Beritatruk – Asosiasi Pengusaha Truk Indonesia (Aptrindo) menolak usulan Badan Pengatur Hilir Minyak dan Gas Bumi (BPH Migas) untuk membatasi penggunaan bahan bakar minyak bersubsidi jenis solar terhadap truk barang dengan roda lebih dari empat.
Daripada dibatasi, pengusaha truk logistik lebih memilih subsidi solar dihapus dan beralih menggunakan solar industri sebab pembatasan BBM itu akan menghambat operasional truk.
“Pengusaha truk justru lebih setuju jika subsidi BBM jenis solar dihapuskan saja, dan truk logistik sebaiknya menggunakan harga BBM industri, ketimbang menggunakan BBM solar subsidi tapi dibatasi jumlahnya,” kata Ketua Umum DPP Aptrindo Gemilang Tarigan, Selasa (16/7/2019).
Menurut dia, subsidi solar selama ini tidak tepat sasaran lantaran yang menikmati subsidi tersebut bukan pengusaha angkutan truk logistik, melainkan justru dinikmati pengguna truk atau pemilik barang karena tarif angkutnya murah.
“Perusahaan truk tidak menikmati subsidi BBM solar itu, karena tarif angkut barang selalu mengacu pada harga BBM yang digunakan. Jadi sebaiknya industri logistik tidak perlu lagi disubsidi, diserahkan saja pada mekanisme pasar,” ujar Gemilang.
Dia mengungkapkan Aptrindo sudah menyampaikan langsung pandangan itu dalam rapat bersama stakeholders terkait di kantor BPH Migas pada Selasa (16/7/2019). Rapat tersebut juga diikuti PT Pertamina (Persero), PT AKR Corporindo Tbk, dan DPP Hiswana Migas.
Over Kuota
Dalam rapat itu, BPH Migas menyampaikan perlunya pembatasan volume penggunaan solar bersubsidi terhadap truk barang dengan roda lebih dari empat mengingat ada potensi over kuota penggunaan BBM tertentu/JBT (solar subsidi).

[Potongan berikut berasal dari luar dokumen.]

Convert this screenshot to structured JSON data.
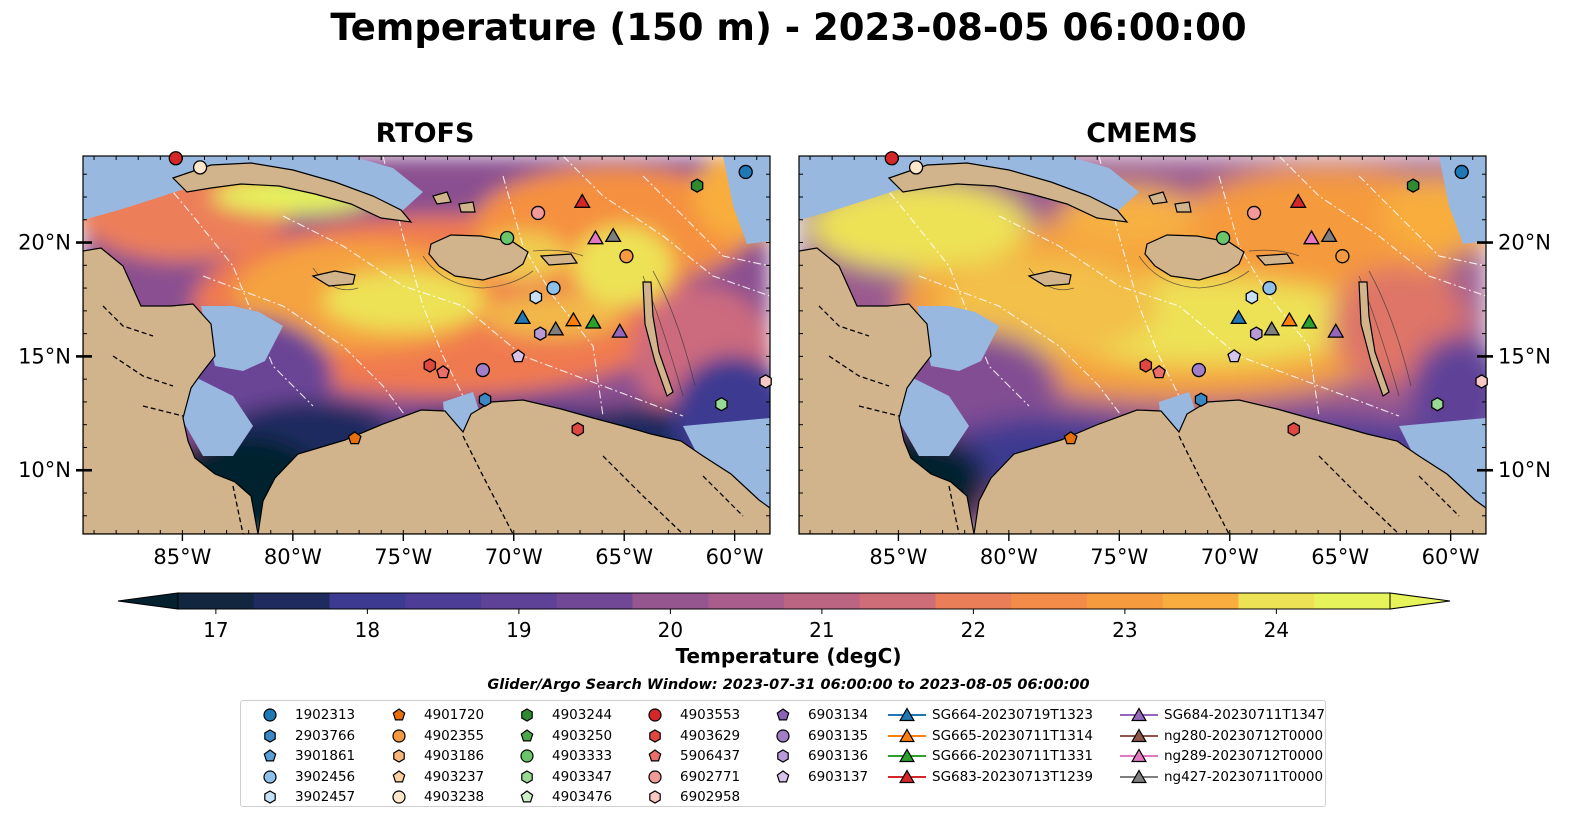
{
  "title": "Temperature (150 m) - 2023-08-05 06:00:00",
  "panels": [
    {
      "title": "RTOFS",
      "style": "rtofs"
    },
    {
      "title": "CMEMS",
      "style": "cmems"
    }
  ],
  "axes": {
    "lon_ticks": [
      -85,
      -80,
      -75,
      -70,
      -65,
      -60
    ],
    "lon_labels": [
      "85°W",
      "80°W",
      "75°W",
      "70°W",
      "65°W",
      "60°W"
    ],
    "lat_ticks": [
      10,
      15,
      20
    ],
    "lat_labels": [
      "10°N",
      "15°N",
      "20°N"
    ],
    "lon_range": [
      -89.5,
      -58.4
    ],
    "lat_range": [
      7.2,
      23.8
    ]
  },
  "colorbar": {
    "label": "Temperature (degC)",
    "ticks": [
      17,
      18,
      19,
      20,
      21,
      22,
      23,
      24
    ],
    "min": 16.75,
    "max": 24.75,
    "extend": "both",
    "colormap": [
      "#05202f",
      "#132640",
      "#1f2b5e",
      "#2e3180",
      "#3d3a91",
      "#4d3d97",
      "#5e4298",
      "#704896",
      "#824e93",
      "#955690",
      "#a85d8c",
      "#bc6583",
      "#ce6c78",
      "#de7468",
      "#ea7e58",
      "#f38c48",
      "#f79c3e",
      "#f8ad3e",
      "#f5c14a",
      "#ede256",
      "#e6f35b"
    ]
  },
  "land_color": "#d2b48c",
  "shallow_color": "#99b8e0",
  "window_label": "Glider/Argo Search Window: 2023-07-31 06:00:00 to 2023-08-05 06:00:00",
  "legend": {
    "columns": [
      [
        {
          "label": "1902313",
          "marker": "circle",
          "color": "#1f77b4"
        },
        {
          "label": "2903766",
          "marker": "hexagon",
          "color": "#3a87c4"
        },
        {
          "label": "3901861",
          "marker": "pentagon",
          "color": "#5a9fd4"
        },
        {
          "label": "3902456",
          "marker": "circle",
          "color": "#8fc1e8"
        },
        {
          "label": "3902457",
          "marker": "hexagon",
          "color": "#c6e0f5"
        }
      ],
      [
        {
          "label": "4901720",
          "marker": "pentagon",
          "color": "#e6710c"
        },
        {
          "label": "4902355",
          "marker": "circle",
          "color": "#f59a40"
        },
        {
          "label": "4903186",
          "marker": "hexagon",
          "color": "#f8b67a"
        },
        {
          "label": "4903237",
          "marker": "pentagon",
          "color": "#fbcf9f"
        },
        {
          "label": "4903238",
          "marker": "circle",
          "color": "#fde7cc"
        }
      ],
      [
        {
          "label": "4903244",
          "marker": "hexagon",
          "color": "#2e8b30"
        },
        {
          "label": "4903250",
          "marker": "pentagon",
          "color": "#49a84a"
        },
        {
          "label": "4903333",
          "marker": "circle",
          "color": "#6ac46a"
        },
        {
          "label": "4903347",
          "marker": "hexagon",
          "color": "#98d994"
        },
        {
          "label": "4903476",
          "marker": "pentagon",
          "color": "#cdefc7"
        }
      ],
      [
        {
          "label": "4903553",
          "marker": "circle",
          "color": "#d62728"
        },
        {
          "label": "4903629",
          "marker": "hexagon",
          "color": "#e0473f"
        },
        {
          "label": "5906437",
          "marker": "pentagon",
          "color": "#ea6f6a"
        },
        {
          "label": "6902771",
          "marker": "circle",
          "color": "#f29a97"
        },
        {
          "label": "6902958",
          "marker": "hexagon",
          "color": "#f8c8c4"
        }
      ],
      [
        {
          "label": "6903134",
          "marker": "pentagon",
          "color": "#8a62b8"
        },
        {
          "label": "6903135",
          "marker": "circle",
          "color": "#a17fc8"
        },
        {
          "label": "6903136",
          "marker": "hexagon",
          "color": "#b79ad6"
        },
        {
          "label": "6903137",
          "marker": "pentagon",
          "color": "#d6c4ea"
        }
      ],
      [
        {
          "label": "SG664-20230719T1323",
          "marker": "triangle",
          "color": "#1f77b4",
          "line": true
        },
        {
          "label": "SG665-20230711T1314",
          "marker": "triangle",
          "color": "#ff7f0e",
          "line": true
        },
        {
          "label": "SG666-20230711T1331",
          "marker": "triangle",
          "color": "#2ca02c",
          "line": true
        },
        {
          "label": "SG683-20230713T1239",
          "marker": "triangle",
          "color": "#d62728",
          "line": true
        }
      ],
      [
        {
          "label": "SG684-20230711T1347",
          "marker": "triangle",
          "color": "#9467bd",
          "line": true
        },
        {
          "label": "ng280-20230712T0000",
          "marker": "triangle",
          "color": "#8c564b",
          "line": true
        },
        {
          "label": "ng289-20230712T0000",
          "marker": "triangle",
          "color": "#e377c2",
          "line": true
        },
        {
          "label": "ng427-20230711T0000",
          "marker": "triangle",
          "color": "#7f7f7f",
          "line": true
        }
      ]
    ]
  },
  "observations": [
    {
      "marker": "circle",
      "color": "#d62728",
      "lon": -85.3,
      "lat": 23.7
    },
    {
      "marker": "circle",
      "color": "#fde7cc",
      "lon": -84.2,
      "lat": 23.3
    },
    {
      "marker": "circle",
      "color": "#1f77b4",
      "lon": -59.5,
      "lat": 23.1
    },
    {
      "marker": "hexagon",
      "color": "#2e8b30",
      "lon": -61.7,
      "lat": 22.5
    },
    {
      "marker": "triangle",
      "color": "#d62728",
      "lon": -66.9,
      "lat": 21.8
    },
    {
      "marker": "circle",
      "color": "#f29a97",
      "lon": -68.9,
      "lat": 21.3
    },
    {
      "marker": "circle",
      "color": "#6ac46a",
      "lon": -70.3,
      "lat": 20.2
    },
    {
      "marker": "triangle",
      "color": "#e377c2",
      "lon": -66.3,
      "lat": 20.2
    },
    {
      "marker": "triangle",
      "color": "#7f7f7f",
      "lon": -65.5,
      "lat": 20.3
    },
    {
      "marker": "circle",
      "color": "#f59a40",
      "lon": -64.9,
      "lat": 19.4
    },
    {
      "marker": "circle",
      "color": "#8fc1e8",
      "lon": -68.2,
      "lat": 18.0
    },
    {
      "marker": "hexagon",
      "color": "#c6e0f5",
      "lon": -69.0,
      "lat": 17.6
    },
    {
      "marker": "triangle",
      "color": "#1f77b4",
      "lon": -69.6,
      "lat": 16.7
    },
    {
      "marker": "triangle",
      "color": "#7f7f7f",
      "lon": -68.1,
      "lat": 16.2
    },
    {
      "marker": "hexagon",
      "color": "#b79ad6",
      "lon": -68.8,
      "lat": 16.0
    },
    {
      "marker": "triangle",
      "color": "#ff7f0e",
      "lon": -67.3,
      "lat": 16.6
    },
    {
      "marker": "triangle",
      "color": "#2ca02c",
      "lon": -66.4,
      "lat": 16.5
    },
    {
      "marker": "triangle",
      "color": "#9467bd",
      "lon": -65.2,
      "lat": 16.1
    },
    {
      "marker": "pentagon",
      "color": "#d6c4ea",
      "lon": -69.8,
      "lat": 15.0
    },
    {
      "marker": "hexagon",
      "color": "#e0473f",
      "lon": -73.8,
      "lat": 14.6
    },
    {
      "marker": "pentagon",
      "color": "#ea6f6a",
      "lon": -73.2,
      "lat": 14.3
    },
    {
      "marker": "circle",
      "color": "#a17fc8",
      "lon": -71.4,
      "lat": 14.4
    },
    {
      "marker": "hexagon",
      "color": "#3a87c4",
      "lon": -71.3,
      "lat": 13.1
    },
    {
      "marker": "hexagon",
      "color": "#f8c8c4",
      "lon": -58.6,
      "lat": 13.9
    },
    {
      "marker": "hexagon",
      "color": "#98d994",
      "lon": -60.6,
      "lat": 12.9
    },
    {
      "marker": "pentagon",
      "color": "#e6710c",
      "lon": -77.2,
      "lat": 11.4
    },
    {
      "marker": "hexagon",
      "color": "#e0473f",
      "lon": -67.1,
      "lat": 11.8
    }
  ]
}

“Bahkan BPH Migas menyampaikan bahwa kuota tahun ini hanya cukup untuk pemakaian sampai Oktober atau hanya cukup untuk tiga bulan saja. Makanya dinilai perlu pembatasan penggunaan JBT solar subsidi,” ungkap Gemilang.
Dalam rapat itu juga terungkap usulan agar BPH Migas menyurati Pertamina untuk memberikan batasan pendistribusian kepada pengguna BBM subsidi maksimum 200 liter per transaksi per hari. “Untuk truk yang melayani rute luar kota mana mungkin BBM dibatasi,” ungkap Gemilang.
Berdasarkan data BPH Migas, kuota JBT jenis minyak solar tahun 2019 secara nasional sebesar 14,5 juta KL (dicadangkan 500.000 KL), adapun realisasi Januari hingga 31 Mei 2019 mencapai 6,4 juta KL atau 45,73 KL dari kuota penetapan.
Berdasarkan realisasi tersebut, dimana realisasi seharusnya 41% dari kuota penetapan, apabila tidak dilakukan pengendalian pendistribusian JBT solar maka berpotensi terjadi over kuota 2019.
Apabila tidak diantisipasi, menurut BPH Migas, 498 kabupaten/kota berpotensi over kuota JBT solar dan 16 kabupaten/kota under kuota JBT solar pada tahun ini.
“Oleh karena itu kami lebih menginginkan JBT solar subsidi dihapuskan atau dicabut saja, dan operator truk menggunakan BBM industri,” kata Gemilang.